Reputation: 21
i have a Problem with powershell Performance while searching a 40gb log file. i Need to check if any of 1000 email adresses are included in this 40gb file. This would take 180 hours :D any ideas?
$logFolder = "H:\log.txt"
$adressen= Get-Content H:\Adressen.txt
$ergebnis = @()
foreach ($adr in $adressen){
$suche = Select-String -Path $logFolder -Pattern "\[\(\'from\'\,.*$adr.*\'\)\]" -List
$aktiv= $false
$adr
if ($suche){
$aktiv = $true
}
if ($aktiv -eq $true){
$ergebnis+=$adr + ";Ja"
}
else{
$ergebnis+=$adr + ";Nein"
}
}
$ergebnis |Out-File H:\output.txt
Upvotes: 2
Views: 216
Reputation: 399
Don't read the file 1000 times.
Build a regexp line with all 1000 addresses (it's gonna be a huge line, but hey, much smaller than 40TB). Like:
$Pattern = "\[\(\'from\'\,.*$( $adressen -join '|' ).*\'\)\]"

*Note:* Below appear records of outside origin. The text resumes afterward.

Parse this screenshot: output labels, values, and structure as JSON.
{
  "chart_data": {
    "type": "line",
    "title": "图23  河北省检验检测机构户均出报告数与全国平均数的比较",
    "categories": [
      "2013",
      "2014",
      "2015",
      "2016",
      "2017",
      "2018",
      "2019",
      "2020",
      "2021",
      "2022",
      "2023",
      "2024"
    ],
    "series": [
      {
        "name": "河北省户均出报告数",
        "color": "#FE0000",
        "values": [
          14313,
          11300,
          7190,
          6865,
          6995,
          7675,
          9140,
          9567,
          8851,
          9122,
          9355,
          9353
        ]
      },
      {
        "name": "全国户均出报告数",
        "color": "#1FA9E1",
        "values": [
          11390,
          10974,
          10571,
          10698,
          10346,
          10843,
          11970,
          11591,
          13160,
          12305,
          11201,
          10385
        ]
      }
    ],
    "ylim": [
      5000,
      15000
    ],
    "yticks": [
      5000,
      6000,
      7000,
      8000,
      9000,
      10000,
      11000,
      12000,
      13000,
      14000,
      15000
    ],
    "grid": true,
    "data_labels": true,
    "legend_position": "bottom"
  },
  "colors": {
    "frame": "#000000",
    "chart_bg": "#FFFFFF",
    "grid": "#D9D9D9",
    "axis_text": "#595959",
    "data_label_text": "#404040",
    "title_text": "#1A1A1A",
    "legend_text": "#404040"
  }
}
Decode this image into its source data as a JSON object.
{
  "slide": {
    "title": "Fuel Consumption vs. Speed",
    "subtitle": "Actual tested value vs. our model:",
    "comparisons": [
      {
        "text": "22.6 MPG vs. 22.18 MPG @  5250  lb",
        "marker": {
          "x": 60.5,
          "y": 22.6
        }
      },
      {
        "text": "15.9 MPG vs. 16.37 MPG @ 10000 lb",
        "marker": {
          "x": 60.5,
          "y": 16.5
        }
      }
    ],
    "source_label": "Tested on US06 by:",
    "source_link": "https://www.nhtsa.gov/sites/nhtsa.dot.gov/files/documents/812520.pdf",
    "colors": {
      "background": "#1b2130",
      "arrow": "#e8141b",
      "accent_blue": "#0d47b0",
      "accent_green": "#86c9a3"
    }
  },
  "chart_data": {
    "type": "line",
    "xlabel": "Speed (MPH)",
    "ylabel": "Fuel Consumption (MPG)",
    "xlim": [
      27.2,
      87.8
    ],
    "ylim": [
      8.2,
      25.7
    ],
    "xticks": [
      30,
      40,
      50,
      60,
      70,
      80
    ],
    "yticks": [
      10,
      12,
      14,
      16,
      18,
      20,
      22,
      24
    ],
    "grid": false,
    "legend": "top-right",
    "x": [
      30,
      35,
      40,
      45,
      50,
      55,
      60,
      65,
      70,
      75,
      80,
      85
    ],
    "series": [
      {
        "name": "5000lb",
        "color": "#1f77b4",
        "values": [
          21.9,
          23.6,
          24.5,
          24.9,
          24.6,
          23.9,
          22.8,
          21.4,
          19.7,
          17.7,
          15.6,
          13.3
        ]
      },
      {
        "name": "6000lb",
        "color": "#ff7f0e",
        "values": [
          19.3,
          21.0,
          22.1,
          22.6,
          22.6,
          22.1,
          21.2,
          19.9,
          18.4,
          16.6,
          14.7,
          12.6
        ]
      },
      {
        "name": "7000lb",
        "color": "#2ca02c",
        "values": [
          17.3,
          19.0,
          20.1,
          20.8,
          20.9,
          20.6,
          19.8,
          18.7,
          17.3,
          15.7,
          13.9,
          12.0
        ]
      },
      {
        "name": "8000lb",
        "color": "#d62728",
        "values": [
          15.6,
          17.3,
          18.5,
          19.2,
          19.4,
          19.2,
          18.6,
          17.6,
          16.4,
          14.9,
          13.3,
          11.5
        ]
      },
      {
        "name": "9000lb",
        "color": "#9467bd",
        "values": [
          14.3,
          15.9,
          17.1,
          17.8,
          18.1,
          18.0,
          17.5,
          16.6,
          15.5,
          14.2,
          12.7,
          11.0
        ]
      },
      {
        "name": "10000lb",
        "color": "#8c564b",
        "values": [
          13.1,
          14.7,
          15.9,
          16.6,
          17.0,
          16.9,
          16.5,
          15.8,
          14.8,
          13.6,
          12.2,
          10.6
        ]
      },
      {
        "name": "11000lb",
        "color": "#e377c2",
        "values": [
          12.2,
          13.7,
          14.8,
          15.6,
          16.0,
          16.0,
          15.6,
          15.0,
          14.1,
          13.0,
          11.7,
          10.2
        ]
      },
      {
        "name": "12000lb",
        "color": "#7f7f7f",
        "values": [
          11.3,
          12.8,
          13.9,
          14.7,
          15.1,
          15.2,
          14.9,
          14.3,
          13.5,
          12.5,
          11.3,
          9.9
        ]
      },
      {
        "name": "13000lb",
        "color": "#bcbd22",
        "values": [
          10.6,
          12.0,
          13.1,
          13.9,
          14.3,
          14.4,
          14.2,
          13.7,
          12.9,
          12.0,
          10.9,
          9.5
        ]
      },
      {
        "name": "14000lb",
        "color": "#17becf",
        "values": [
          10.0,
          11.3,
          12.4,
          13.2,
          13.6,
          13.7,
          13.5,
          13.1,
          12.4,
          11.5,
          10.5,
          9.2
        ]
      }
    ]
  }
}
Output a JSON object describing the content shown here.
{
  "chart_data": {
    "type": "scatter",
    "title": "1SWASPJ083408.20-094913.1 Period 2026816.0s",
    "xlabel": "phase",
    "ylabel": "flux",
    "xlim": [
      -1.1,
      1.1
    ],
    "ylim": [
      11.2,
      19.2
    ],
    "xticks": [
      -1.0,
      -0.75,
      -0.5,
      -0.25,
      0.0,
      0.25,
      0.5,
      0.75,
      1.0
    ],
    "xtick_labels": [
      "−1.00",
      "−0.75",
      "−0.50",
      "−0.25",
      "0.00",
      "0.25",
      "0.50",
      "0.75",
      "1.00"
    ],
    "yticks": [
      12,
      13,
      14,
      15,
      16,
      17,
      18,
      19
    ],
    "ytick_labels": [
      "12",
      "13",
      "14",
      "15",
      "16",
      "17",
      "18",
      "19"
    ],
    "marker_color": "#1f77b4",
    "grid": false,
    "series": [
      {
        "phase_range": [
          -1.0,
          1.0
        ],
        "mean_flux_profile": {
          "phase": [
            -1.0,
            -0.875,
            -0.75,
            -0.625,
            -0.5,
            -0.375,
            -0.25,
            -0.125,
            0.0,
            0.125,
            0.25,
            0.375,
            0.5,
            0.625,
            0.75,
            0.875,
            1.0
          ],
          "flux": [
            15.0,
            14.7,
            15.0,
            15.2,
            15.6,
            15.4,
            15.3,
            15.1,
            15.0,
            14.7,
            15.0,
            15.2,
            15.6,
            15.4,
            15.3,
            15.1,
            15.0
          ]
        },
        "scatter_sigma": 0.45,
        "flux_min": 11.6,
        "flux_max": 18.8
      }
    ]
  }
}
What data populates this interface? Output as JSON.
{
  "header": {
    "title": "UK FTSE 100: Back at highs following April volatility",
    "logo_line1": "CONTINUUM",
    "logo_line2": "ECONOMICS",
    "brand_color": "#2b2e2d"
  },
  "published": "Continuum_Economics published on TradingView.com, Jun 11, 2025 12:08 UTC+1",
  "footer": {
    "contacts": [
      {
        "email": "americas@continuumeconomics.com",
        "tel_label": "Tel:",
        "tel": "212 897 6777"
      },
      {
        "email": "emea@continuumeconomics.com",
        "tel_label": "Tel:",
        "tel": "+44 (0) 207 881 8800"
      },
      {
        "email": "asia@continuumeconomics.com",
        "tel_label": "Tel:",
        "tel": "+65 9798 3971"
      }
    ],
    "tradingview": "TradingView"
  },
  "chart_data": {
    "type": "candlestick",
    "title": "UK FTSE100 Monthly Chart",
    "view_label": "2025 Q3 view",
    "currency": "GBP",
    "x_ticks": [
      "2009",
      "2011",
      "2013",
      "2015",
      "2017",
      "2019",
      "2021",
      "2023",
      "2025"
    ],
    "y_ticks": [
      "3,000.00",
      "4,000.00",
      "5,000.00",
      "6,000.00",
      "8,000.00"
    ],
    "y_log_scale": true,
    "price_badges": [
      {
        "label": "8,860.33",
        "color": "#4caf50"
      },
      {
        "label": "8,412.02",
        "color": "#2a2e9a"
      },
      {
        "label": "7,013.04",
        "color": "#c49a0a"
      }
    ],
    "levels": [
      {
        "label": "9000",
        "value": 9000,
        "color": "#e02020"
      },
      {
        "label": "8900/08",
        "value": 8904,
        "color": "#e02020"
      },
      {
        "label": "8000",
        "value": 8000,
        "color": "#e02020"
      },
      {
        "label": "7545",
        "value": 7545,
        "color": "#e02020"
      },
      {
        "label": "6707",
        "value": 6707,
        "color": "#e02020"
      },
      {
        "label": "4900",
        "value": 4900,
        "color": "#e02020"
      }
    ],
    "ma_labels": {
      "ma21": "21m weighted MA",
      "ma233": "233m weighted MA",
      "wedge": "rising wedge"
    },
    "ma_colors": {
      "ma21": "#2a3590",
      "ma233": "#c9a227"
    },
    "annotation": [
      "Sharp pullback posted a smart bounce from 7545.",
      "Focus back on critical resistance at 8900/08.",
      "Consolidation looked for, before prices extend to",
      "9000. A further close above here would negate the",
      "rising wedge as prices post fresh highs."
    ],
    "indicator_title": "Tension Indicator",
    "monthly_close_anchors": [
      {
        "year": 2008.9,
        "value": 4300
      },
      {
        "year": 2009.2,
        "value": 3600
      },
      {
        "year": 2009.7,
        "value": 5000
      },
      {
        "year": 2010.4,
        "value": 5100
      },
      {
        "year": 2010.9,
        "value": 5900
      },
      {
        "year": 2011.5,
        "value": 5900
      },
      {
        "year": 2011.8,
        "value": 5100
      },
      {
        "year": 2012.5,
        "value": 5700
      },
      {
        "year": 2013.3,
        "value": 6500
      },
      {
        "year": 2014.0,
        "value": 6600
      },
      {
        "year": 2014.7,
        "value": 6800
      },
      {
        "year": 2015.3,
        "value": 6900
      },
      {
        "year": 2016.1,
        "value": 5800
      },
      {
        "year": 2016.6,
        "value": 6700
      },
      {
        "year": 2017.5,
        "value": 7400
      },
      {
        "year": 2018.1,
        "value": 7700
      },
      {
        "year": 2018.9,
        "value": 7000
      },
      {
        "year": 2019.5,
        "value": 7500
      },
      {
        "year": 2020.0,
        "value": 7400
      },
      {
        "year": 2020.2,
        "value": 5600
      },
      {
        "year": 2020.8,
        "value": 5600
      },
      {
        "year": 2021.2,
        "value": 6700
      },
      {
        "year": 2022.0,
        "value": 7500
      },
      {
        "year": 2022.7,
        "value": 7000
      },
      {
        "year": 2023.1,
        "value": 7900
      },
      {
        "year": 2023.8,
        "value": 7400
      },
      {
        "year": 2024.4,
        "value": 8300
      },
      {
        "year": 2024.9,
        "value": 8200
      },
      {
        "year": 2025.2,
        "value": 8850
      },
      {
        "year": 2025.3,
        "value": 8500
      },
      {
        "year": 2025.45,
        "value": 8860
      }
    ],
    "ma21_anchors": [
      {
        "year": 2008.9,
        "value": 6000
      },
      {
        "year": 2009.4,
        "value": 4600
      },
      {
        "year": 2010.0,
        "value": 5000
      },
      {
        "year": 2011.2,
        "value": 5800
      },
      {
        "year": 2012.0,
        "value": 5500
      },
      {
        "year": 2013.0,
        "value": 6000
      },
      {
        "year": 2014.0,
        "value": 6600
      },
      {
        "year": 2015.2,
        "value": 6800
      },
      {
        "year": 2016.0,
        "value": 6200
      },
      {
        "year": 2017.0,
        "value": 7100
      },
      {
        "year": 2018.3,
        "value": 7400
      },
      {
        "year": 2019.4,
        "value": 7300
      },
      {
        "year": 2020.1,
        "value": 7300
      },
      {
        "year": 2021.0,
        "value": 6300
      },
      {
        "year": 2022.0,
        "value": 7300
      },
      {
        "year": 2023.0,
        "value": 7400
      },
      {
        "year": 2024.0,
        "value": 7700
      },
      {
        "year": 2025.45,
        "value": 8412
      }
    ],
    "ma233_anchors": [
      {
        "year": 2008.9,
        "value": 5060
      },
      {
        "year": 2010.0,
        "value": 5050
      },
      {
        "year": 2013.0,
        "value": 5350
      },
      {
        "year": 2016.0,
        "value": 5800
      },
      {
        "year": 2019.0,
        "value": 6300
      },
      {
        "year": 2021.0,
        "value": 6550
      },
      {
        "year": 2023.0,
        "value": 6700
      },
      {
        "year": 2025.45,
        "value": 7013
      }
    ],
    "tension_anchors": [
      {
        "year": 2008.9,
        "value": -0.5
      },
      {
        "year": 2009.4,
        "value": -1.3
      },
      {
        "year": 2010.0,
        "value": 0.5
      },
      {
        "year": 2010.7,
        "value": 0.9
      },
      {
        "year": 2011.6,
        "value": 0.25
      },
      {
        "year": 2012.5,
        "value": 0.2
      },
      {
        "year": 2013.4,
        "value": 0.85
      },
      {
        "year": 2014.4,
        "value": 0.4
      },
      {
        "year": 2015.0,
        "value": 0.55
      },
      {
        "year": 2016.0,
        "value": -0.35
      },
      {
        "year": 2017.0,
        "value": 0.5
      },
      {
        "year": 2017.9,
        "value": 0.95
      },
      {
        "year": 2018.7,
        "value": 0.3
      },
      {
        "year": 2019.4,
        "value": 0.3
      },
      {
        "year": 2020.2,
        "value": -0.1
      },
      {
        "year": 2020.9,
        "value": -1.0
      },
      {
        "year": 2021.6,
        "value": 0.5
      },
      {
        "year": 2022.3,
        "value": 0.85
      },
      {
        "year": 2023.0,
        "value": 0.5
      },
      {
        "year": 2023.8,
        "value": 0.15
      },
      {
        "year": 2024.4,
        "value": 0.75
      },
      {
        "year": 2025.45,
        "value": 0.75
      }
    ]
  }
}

Then do your Select-String, and save the result to do an address-by-address search in it. Hopefully, the result will be much smaller than 40Gb, and should be much faster.
Upvotes: 1
Reputation: 3908
As mentioned in the comments, replace
$ergebnis = @()
with
$ergebnis = New-Object System.Collections.ArrayList
and
$ergebnis+=$adr + ";Ja"
with
$ergebnis.add("$adr;Ja")
or respective
$ergebnis.add("$adr;Nein")
This will speed up your script quite a bit.
Upvotes: 0